Ansonsten kann ich zu den hier genannten Tuningmaßnahmen eigentlich nur sagen, dass ich das alles bereits in die Tat umgesetzte habe. Gute Kabel waren schon dran, als ich das Gerät bekommen habe. Als TOnabnehmer ist ein Nagaoka MP 200 verbaut. Da ist aber auch das Problem. Leider ist die Endabschaltung ja nicht nur dazu da, das Liften des Tonarms zu ersparen. Ich verfüge über keinen CD-Spieler oder Ähnliches, von daher läuft mein Dreher bei jeder Gelegenheit, wenn ich zuhause bin. Dadurch ergeben sich leider auch immer wieder Momente, in denen man grad abgelenkt ist oder aus anderen Gründen nicht rechtzeitig rüberhasten kann, um den Arm zu liften. Und ich habe leider ein paar PLatten, die die Nadel von der Endrille schnell aufs Label hüpfen lassen (Auflagekraft und Antiskating ist richtig eignestellt). Gerade weil ich einen recht teuren Tonabnehmer habe, gefällt mir das natürlich gar nicht.

ABer nochmal eine andere Frage, wo wir gerade dabei sind: Ich habe mir letzte WOche einen neuen Riemen gekauft (original Thorens) und seitdem läuft mein Dreher irgendwie nicht mehr so rund.
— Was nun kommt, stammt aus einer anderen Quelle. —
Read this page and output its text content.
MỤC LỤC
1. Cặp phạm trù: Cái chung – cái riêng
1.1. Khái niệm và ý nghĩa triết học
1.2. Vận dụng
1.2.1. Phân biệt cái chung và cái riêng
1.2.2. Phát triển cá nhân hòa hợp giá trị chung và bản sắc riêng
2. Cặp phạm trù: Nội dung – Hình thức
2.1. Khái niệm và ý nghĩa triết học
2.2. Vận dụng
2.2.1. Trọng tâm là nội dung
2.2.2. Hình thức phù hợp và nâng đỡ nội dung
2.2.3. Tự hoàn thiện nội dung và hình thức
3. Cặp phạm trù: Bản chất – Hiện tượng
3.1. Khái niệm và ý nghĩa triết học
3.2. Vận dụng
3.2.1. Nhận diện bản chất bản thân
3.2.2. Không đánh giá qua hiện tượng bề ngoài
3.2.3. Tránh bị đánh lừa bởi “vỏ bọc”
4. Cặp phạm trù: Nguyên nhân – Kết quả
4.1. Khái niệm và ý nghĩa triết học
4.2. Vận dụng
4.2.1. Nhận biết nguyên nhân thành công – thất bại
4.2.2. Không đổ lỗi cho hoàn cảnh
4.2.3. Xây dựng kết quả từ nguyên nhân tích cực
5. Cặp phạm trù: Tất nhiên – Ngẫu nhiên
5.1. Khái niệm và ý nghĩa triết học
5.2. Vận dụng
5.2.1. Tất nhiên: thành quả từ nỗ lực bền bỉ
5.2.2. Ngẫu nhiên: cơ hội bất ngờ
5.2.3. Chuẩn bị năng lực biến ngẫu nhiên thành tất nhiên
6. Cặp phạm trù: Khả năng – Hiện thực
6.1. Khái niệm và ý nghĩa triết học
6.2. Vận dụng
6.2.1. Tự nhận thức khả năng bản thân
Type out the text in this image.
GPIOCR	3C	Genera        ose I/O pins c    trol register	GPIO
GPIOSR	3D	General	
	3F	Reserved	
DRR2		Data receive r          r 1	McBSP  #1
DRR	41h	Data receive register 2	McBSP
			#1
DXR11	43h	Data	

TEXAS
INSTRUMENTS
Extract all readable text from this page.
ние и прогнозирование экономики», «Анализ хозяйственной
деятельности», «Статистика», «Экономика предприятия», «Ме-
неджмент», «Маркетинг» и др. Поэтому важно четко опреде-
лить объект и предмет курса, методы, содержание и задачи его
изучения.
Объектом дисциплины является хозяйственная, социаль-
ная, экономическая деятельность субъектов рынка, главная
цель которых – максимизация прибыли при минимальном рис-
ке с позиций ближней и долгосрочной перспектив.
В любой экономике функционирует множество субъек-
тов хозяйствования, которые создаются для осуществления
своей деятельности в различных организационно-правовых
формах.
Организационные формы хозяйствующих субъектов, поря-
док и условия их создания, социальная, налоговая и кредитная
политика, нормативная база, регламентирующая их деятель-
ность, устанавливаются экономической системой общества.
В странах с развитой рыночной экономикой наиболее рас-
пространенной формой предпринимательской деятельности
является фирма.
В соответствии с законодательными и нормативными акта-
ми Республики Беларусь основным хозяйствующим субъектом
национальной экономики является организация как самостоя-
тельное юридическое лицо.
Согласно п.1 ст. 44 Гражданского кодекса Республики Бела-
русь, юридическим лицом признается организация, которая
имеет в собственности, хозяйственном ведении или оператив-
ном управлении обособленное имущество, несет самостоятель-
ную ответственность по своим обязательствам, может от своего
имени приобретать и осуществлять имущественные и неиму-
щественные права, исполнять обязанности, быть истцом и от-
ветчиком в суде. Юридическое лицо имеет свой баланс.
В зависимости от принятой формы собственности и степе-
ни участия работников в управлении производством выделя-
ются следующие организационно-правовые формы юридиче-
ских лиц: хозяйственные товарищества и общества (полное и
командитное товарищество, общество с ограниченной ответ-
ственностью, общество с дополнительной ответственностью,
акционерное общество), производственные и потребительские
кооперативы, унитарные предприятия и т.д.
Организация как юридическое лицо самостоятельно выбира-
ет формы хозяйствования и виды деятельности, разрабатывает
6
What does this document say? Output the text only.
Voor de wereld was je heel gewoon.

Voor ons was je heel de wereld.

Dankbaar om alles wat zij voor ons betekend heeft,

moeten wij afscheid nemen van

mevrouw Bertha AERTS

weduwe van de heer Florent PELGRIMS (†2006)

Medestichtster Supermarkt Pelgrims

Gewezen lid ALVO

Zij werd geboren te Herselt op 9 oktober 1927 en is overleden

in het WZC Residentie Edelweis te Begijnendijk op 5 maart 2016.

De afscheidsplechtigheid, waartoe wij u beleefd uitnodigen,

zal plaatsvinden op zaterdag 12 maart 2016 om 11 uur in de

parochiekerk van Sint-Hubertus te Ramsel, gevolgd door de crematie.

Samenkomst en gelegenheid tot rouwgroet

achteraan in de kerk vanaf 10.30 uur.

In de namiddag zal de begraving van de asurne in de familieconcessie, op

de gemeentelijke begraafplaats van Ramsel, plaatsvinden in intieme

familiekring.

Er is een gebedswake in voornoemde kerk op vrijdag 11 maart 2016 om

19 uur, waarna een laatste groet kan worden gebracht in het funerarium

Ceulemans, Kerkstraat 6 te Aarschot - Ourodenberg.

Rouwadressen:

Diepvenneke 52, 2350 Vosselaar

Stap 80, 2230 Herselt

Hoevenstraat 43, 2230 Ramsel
Speziell wenn ich auf 45rpm höre, fängt der Teller unheimlich zu rumpeln an, wenn ich starte. Da wackelt das ganze Laufwerk mit. Das Ganze beruhigt sich dann ziemlich schnell wieder und nach ein paar Sekunden läuft er wieder ganz normal, aber ein wenig komisch kommt mir das ja schon vor. Liegt das daran, dass der Riemen sich noch ein wenig weiten muss? Oder lässt es eher auf einen Defekt am MOtor oder so schließen?
vielen Dank
Max
Pilotcutter
Administrator
#14 erstellt: 20. Mrz 2012, 09:35

max_samhain schrieb:
Ich verfüge über keinen CD-Spieler oder Ähnliches, von daher läuft mein Dreher bei jeder Gelegenheit, wenn ich zuhause bin. Dadurch ergeben sich leider auch immer wieder Momente, in denen man grad abgelenkt ist oder aus anderen Gründen nicht rechtzeitig rüberhasten kann, um den Arm zu liften. Und ich habe leider ein paar PLatten, die die Nadel von der Endrille schnell aufs Label hüpfen lassen (Auflagekraft und Antiskating ist richtig eignestellt). Gerade weil ich einen recht teuren Tonabnehmer habe, gefällt mir das natürlich gar nicht.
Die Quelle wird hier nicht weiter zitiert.